# Coyote calling tip



## pibjr (Dec 5, 2013)

People stress being careful not to expose yourself too much on the way into the stand but what I saw this morning prompted me to post this.

I think more often than not, when nothing comes in to your stand, there is something watching from a distance.

Leave as stealthy as you can also. Don't stand up on the ridge top and then walk it back to your vehicle. If I can see you from 1/2 mile away as I'm driving 60 down the highway, I'm sure the coyote(s) lying a couple hundred yards out can too.


----------



## Buckfinder (May 23, 2009)

Good Advise!


----------



## reb8600 (Sep 8, 2007)

Good advice but most times that nothing comes in, there is nothing there to begin with.


----------



## longbow (Mar 31, 2009)

I agree with reb8600. Or we didn't call long enough.


----------



## pibjr (Dec 5, 2013)

The more you call, the more you will realize there are coyotes that will just hang up at 500 yards to 1 mile and just watch. Lots of times, if you see them, and can get out without them making you out, you can get closer and they will play the game.


----------



## reb8600 (Sep 8, 2007)

There are some that hang up but you make it sound like most stands are like that if something dont come in. I have been calling long enough to know that you cant call what isnt there. Believe it or not most of your stands that nothing comes in it is because they are not there. I dont try to call them in from miles away either. My experience has taught me that calling loud does not produce.


----------



## longbow (Mar 31, 2009)

reb8600 said:


> There are some that hang up but you make it sound like most stands are like that if something dont come in. I have been calling long enough to know that you cant call what isnt there. Believe it or not most of your stands that nothing comes in it is because they are not there. I dont try to call them in from miles away either. My experience has taught me that calling loud does not produce.

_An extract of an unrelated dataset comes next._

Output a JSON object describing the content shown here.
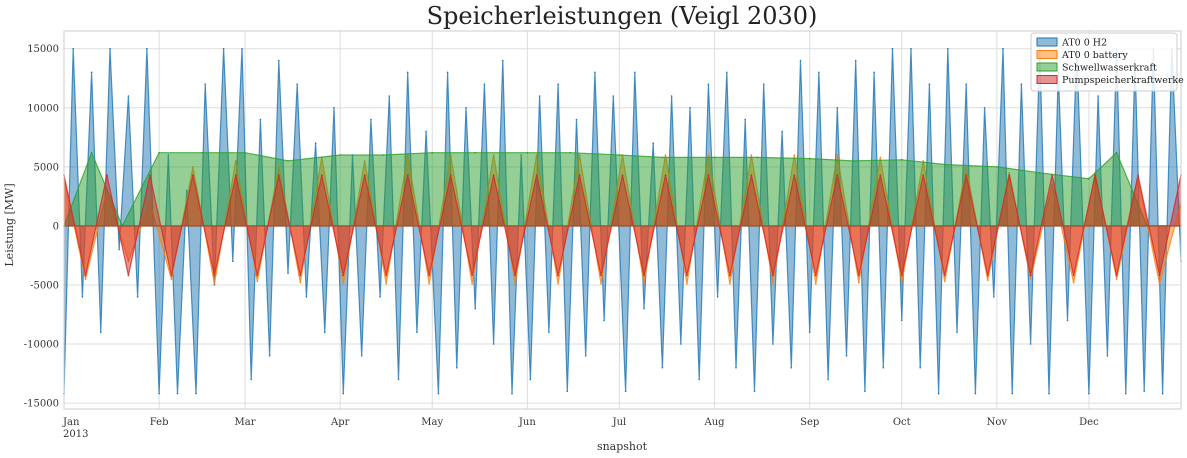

I can tell you've called a lot. Only us veteran callers would know that.


----------



## longbow (Mar 31, 2009)

Hey Reb, while looking my records of years of calling stands, I noticed a trend (only successful stands). We've had most coyotes come in at 2 minutes and 11 minutes during our stands. Do your records reflect anything like that?


----------



## pibjr (Dec 5, 2013)

I'm just basing it on my experiences. No, I don't think it happens at EVERY stand.
If you locate them first, they are in the area. How far will a howl carry on a slight breeze? I don't know. How far away can a coyote hear that howl? I don't know that either. Perhaps Reb or Longbow can enlighten us.
I just wanted people to think about it and assume that was the case and to leave as stealthy as possibly so as not to mess things up for another day.
Yes, I know what happens when you assume and it seems that there is always somebody just waiting to make you look like an ass. I will go practice some more so I can get every coyote to respond.


----------



## reb8600 (Sep 8, 2007)

longbow said:


> Hey Reb, while looking my records of years of calling stands, I noticed a trend (only successful stands). We've had most coyotes come in at 2 minutes and 11 minutes during our stands. Do your records reflect anything like that?


Mine are at about the 3 minute and 8 minute mark with the majority being about 8 minutes. I usually dont spend more than 15-20 minutes on stand depending on what the area looks like. The areas I hunt, if they are there by 15 minutes and I cant see any in the area it usually means there is nothing coming.


----------



## reb8600 (Sep 8, 2007)

pibjr said:


> If you locate them first, they are in the area. How far will a howl carry on a slight breeze? I don't know. How far away can a coyote hear that howl? I don't know that either. Perhaps Reb or Longbow can enlighten us.


A howl will travel a long way without a breeze and a coyote will hear it for several miles. If I hear one a couple miles away, I close the gap instead of trying to call him from that far. My experience tells me they will not cover that distance very often. I try to get into their territory or comfort zone. On every stand you should always be quiet leaving and am not disputing that fact with you. I just dont see the need to try calling a coyote from a further distance than he is probably going to come. If one issues a warning bark, you may just as well leave and not call at all because he is not going to come in. Save it for another time and sneak in.


----------



## pibjr (Dec 5, 2013)

I don't try to call them from a mile away either. That's the benefit of locating them first, so you can get close enough they will hopefully respond and you can also pick a set up that will hopefully be to your advantage. The mile away comment had to do with other coyotes that hear the commotion and hold up for whatever reason(a different territory, different age or whatever).
If you are working a vocal coyote (especially with dogs) that is a 1/2 mile away from you, it would be easy for another coyote to hear the commotion and just watch from a distance.

I should have said this earlier. I don't do much calling in the late fall/winter (traps seem to be more productive for me). I'm sure you know how things change in the spring and summer.

Just some miscommunication. No harm no foul.:grin:


----------



## longbow (Mar 31, 2009)

pibjr said:


> I don't try to call them from a mile away either. That's the benefit of locating them first, so you can get close enough they will hopefully respond and you can also pick a set up that will hopefully be to your advantage. The mile away comment had to do with other coyotes that hear the commotion and hold up for whatever reason(a different territory, different age or whatever).
> If you are working a vocal coyote (especially with dogs) that is a 1/2 mile away from you, it would be easy for another coyote to hear the commotion and just watch from a distance.
> 
> I should have said this earlier. I don't do much calling in the late fall/winter (traps seem to be more productive for me). I'm sure you know how things change in the spring and summer.
> ...


That could very well be true.


----------